SCEC Award Number 11167 View PDF
Proposal Category Individual Proposal (Data Gathering and Products)
Proposal Title Survey for New Precarious Rocks Important for Testing Cybershake, NGA, and Hazard Maps
Investigator(s)
Name Organization
James Brune University of Nevada, Reno
Other Participants
SCEC Priorities B2, B4, C SCEC Groups SHRA, Seismology, GMP
Report Due Date 02/29/2012 Date Report Submitted N/A
Project Abstract
It has become clear that precariously balanced rocks (PBRs) provide important constraints on ground motion attenuation curves and seismic hazard. Because obtaining a statistically sufficient number of near-source instrumental recordings from very large earthquakes in a variety of tectonic environments may take many decades, precariously balanced rocks which have been in place thousands of years provide important constraints on ground motion attenuation curves and seismic hazard, as well as new methods of computing broad band seismograms (Cybershake). Support for the old age of the rocks has been provided by cosmogenic age dating. Previous results from SCEC funding are strong evidence that PBRs provide important constraints for all of the new tools for estimating earthquake hazard. We have developed advanced photometric methods of documentation of PBR shapes. The PI and assistant carried out surveys to locate and document new PBRs in areas critical for constraining results of the new seismic hazard tools. Rocks in fourteen areas have been photographed and several of these turned into digital photomodels of the rocks. Important results from these surveys are given in final reports of other SCEC reports.

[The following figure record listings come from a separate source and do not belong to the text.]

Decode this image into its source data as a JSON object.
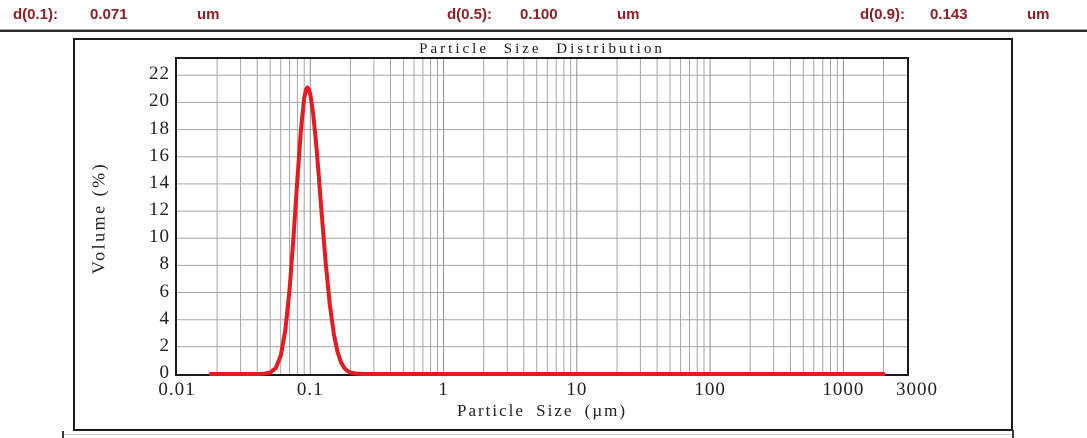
{
  "header": {
    "items": [
      {
        "label": "d(0.1):",
        "value": "0.071",
        "unit": "um"
      },
      {
        "label": "d(0.5):",
        "value": "0.100",
        "unit": "um"
      },
      {
        "label": "d(0.9):",
        "value": "0.143",
        "unit": "um"
      }
    ]
  },
  "colors": {
    "header_text": "#8e1f23",
    "curve": "#e81a1f",
    "grid_minor": "#a6a6a6",
    "grid_major": "#8f8f8f",
    "frame": "#1a1a1a"
  },
  "chart_data": {
    "type": "line",
    "title": "Particle Size Distribution",
    "xlabel": "Particle Size (µm)",
    "ylabel": "Volume (%)",
    "x_scale": "log",
    "xlim": [
      0.01,
      3000
    ],
    "ylim": [
      0,
      23.2
    ],
    "grid": true,
    "legend": "none",
    "x_tick_values": [
      0.01,
      0.1,
      1,
      10,
      100,
      1000,
      3000
    ],
    "x_tick_labels": [
      "0.01",
      "0.1",
      "1",
      "10",
      "100",
      "1000",
      "3000"
    ],
    "y_tick_values": [
      0,
      2,
      4,
      6,
      8,
      10,
      12,
      14,
      16,
      18,
      20,
      22
    ],
    "x_major_gridlines": [
      0.1,
      1,
      10,
      100,
      1000
    ],
    "x_minor_gridlines": [
      0.02,
      0.03,
      0.04,
      0.05,
      0.06,
      0.07,
      0.08,
      0.09,
      0.2,
      0.3,
      0.4,
      0.5,
      0.6,
      0.7,
      0.8,
      0.9,
      2,
      3,
      4,
      5,
      6,
      7,
      8,
      9,
      20,
      30,
      40,
      50,
      60,
      70,
      80,
      90,
      200,
      300,
      400,
      500,
      600,
      700,
      800,
      900,
      2000
    ],
    "series": [
      {
        "name": "Volume (%)",
        "color": "#e81a1f",
        "peak": {
          "x": 0.095,
          "y": 21.1
        },
        "points": [
          [
            0.018,
            0
          ],
          [
            0.03,
            0
          ],
          [
            0.04,
            0
          ],
          [
            0.045,
            0.02
          ],
          [
            0.05,
            0.1
          ],
          [
            0.055,
            0.43
          ],
          [
            0.06,
            1.34
          ],
          [
            0.065,
            3.22
          ],
          [
            0.07,
            6.26
          ],
          [
            0.075,
            10.19
          ],
          [
            0.08,
            14.36
          ],
          [
            0.085,
            17.96
          ],
          [
            0.09,
            20.31
          ],
          [
            0.0925,
            20.9
          ],
          [
            0.095,
            21.1
          ],
          [
            0.0975,
            20.97
          ],
          [
            0.1,
            20.58
          ],
          [
            0.105,
            19.2
          ],
          [
            0.11,
            17.24
          ],
          [
            0.115,
            14.96
          ],
          [
            0.12,
            12.62
          ],
          [
            0.13,
            8.35
          ],
          [
            0.14,
            5.11
          ],
          [
            0.15,
            2.95
          ],
          [
            0.16,
            1.63
          ],
          [
            0.17,
            0.87
          ],
          [
            0.18,
            0.45
          ],
          [
            0.19,
            0.23
          ],
          [
            0.2,
            0.11
          ],
          [
            0.22,
            0.03
          ],
          [
            0.25,
            0
          ],
          [
            0.3,
            0
          ],
          [
            0.5,
            0
          ],
          [
            1,
            0
          ],
          [
            2,
            0
          ],
          [
            5,
            0
          ],
          [
            10,
            0
          ],
          [
            20,
            0
          ],
          [
            50,
            0
          ],
          [
            100,
            0
          ],
          [
            200,
            0
          ],
          [
            500,
            0
          ],
          [
            1000,
            0
          ],
          [
            2000,
            0
          ]
        ]
      }
    ]
  }
}
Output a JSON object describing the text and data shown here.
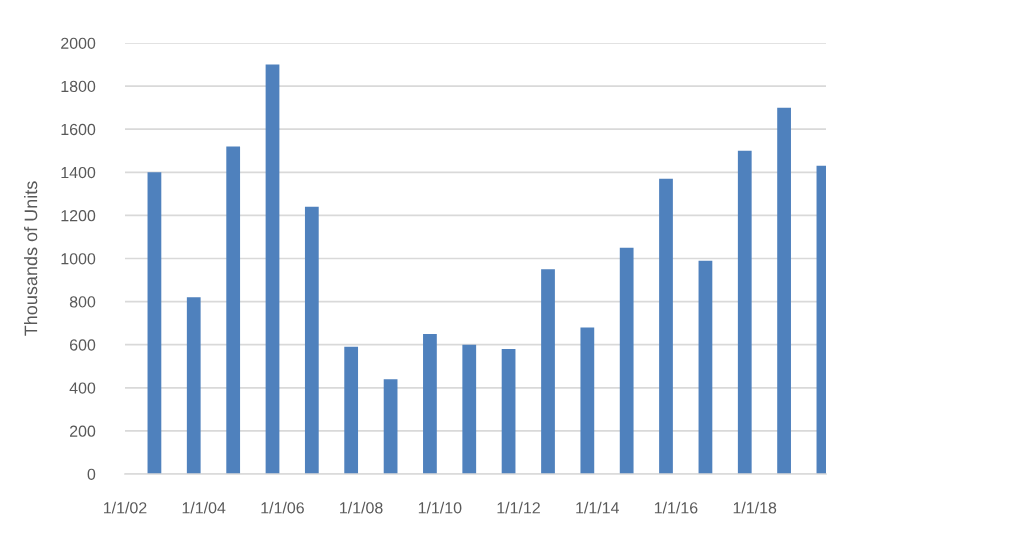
{
  "chart_data": {
    "type": "bar",
    "ylabel": "Thousands of Units",
    "x": [
      "2002-10-01",
      "2003-10-01",
      "2004-10-01",
      "2005-10-01",
      "2006-10-01",
      "2007-10-01",
      "2008-10-01",
      "2009-10-01",
      "2010-10-01",
      "2011-10-01",
      "2012-10-01",
      "2013-10-01",
      "2014-10-01",
      "2015-10-01",
      "2016-10-01",
      "2017-10-01",
      "2018-10-01",
      "2019-10-01"
    ],
    "values": [
      1400,
      820,
      1520,
      1900,
      1240,
      590,
      440,
      650,
      600,
      580,
      950,
      680,
      1050,
      1370,
      990,
      1500,
      1700,
      1430
    ],
    "color": "#4f81bd",
    "xlim": [
      "2002-01-01",
      "2019-10-25"
    ],
    "xticks": [
      {
        "value": "2002-01-01",
        "label": "1/1/02"
      },
      {
        "value": "2004-01-01",
        "label": "1/1/04"
      },
      {
        "value": "2006-01-01",
        "label": "1/1/06"
      },
      {
        "value": "2008-01-01",
        "label": "1/1/08"
      },
      {
        "value": "2010-01-01",
        "label": "1/1/10"
      },
      {
        "value": "2012-01-01",
        "label": "1/1/12"
      },
      {
        "value": "2014-01-01",
        "label": "1/1/14"
      },
      {
        "value": "2016-01-01",
        "label": "1/1/16"
      },
      {
        "value": "2018-01-01",
        "label": "1/1/18"
      }
    ],
    "ylim": [
      0,
      2000
    ],
    "yticks": [
      0,
      200,
      400,
      600,
      800,
      1000,
      1200,
      1400,
      1600,
      1800,
      2000
    ],
    "grid": "y"
  }
}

Intellectual Merit Intellectual Merit: The Precariously Balanced Rock (PBR) methodology is at the forefront of research in understanding seismic hazard. This is because the instrumental record of ground motion in earthquakes is very short (hundreds of years) whereas we need to know the probabilities of damaging ground motion at random return periods of thousands of years. The PBRs have been in place thousands of years and thus provide a needed constraint. This cutting-edge methodology has only been developed in the last couple of decades, primarily as a SCEC project, and is now being used to test and validate the latest tools in estimating earthquake hazard
Broader Impacts Broader Impacts. The PBR methodology will have a broad impact on society because it will affect design of buildings in seismic areas far into the future. Depending on results, the impact could involve billions of dollars in damage, and thousands of lives, both in developed and developing countries. In sum, it will greatly help in understanding earthquake hazard and the consequent social changes necessary for appropriate mitigation.